For immunocompromised patients with acute respiratory failure who are less severe, noninvasive ventilation was shown to be a better treatment option than invasive mechanical ventilation.
“In spite of better antimicrobial agents and preventive measures, infections continue to be one of the most frequent complications in immunocompromised patients and have a high mortality rate of 30% to 90%, with the highest when acute respiratory failure occurs,” Tao Wang, of Peking Union Medical College Hospital in Beijing, China, and colleagues wrote. “Noninvasive mechanical ventilation and invasive mechanical ventilation are two approaches for providing supplemental oxygen for patients with relatively severe acute respiratory failure.”
However, the appropriate choice for relatively severe acute respiratory failure had not been determined.

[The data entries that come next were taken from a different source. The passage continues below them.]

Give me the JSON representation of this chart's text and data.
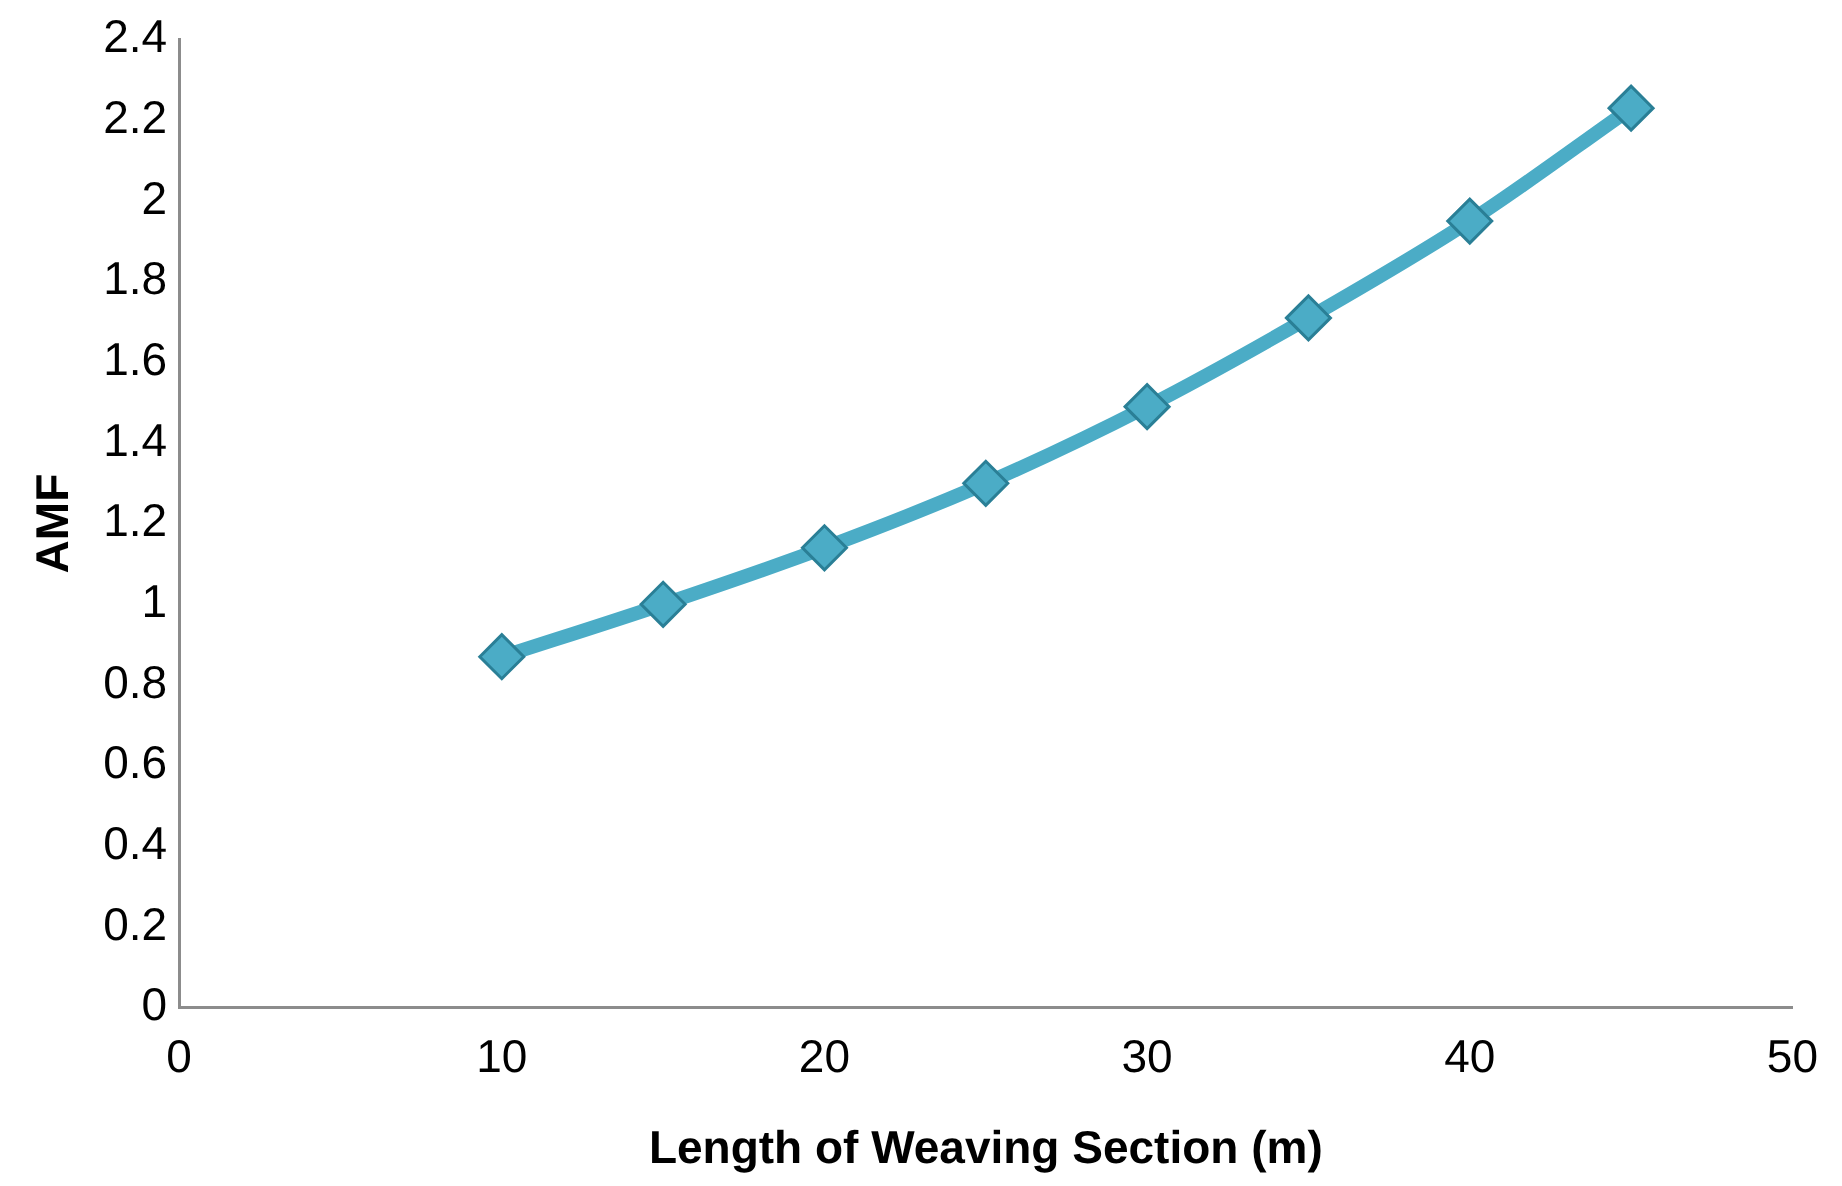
{
  "chart_data": {
    "type": "line",
    "xlabel": "Length of Weaving Section (m)",
    "ylabel": "AMF",
    "x": [
      10,
      15,
      20,
      25,
      30,
      35,
      40,
      45
    ],
    "series": [
      {
        "color": "#4bacc6",
        "values": [
          0.87,
          1.0,
          1.14,
          1.3,
          1.49,
          1.71,
          1.95,
          2.23
        ]
      }
    ],
    "xlim": [
      0,
      50
    ],
    "xticks": [
      0,
      10,
      20,
      30,
      40,
      50
    ],
    "ylim": [
      0,
      2.4
    ],
    "yticks": [
      0,
      0.2,
      0.4,
      0.6,
      0.8,
      1,
      1.2,
      1.4,
      1.6,
      1.8,
      2,
      2.2,
      2.4
    ],
    "grid": false,
    "legend": false,
    "marker": "diamond",
    "line_style": "solid"
  }
}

Wang and colleagues performed a database search and subgroup evaluations on disease severity and causes of immunodeficiency to determine the influence of noninvasive mechanical ventilation compared with invasive mechanical ventilation on clinical outcomes in immunocompromised patients with acute respiratory failure.
The analysis included 2,552 patients from 13 observational studies.
Data indicated that patients treated with noninvasive mechanical ventilation had significantly reduced rates of in-hospital mortality (OR 0.43; 95% CI, 0.23-0.80; P = 0.007), as well as 30-day mortality (OR 0.34; 95% CI, 0.20-0.61; P < 0.0001) compared with those treated with invasive mechanical ventilation.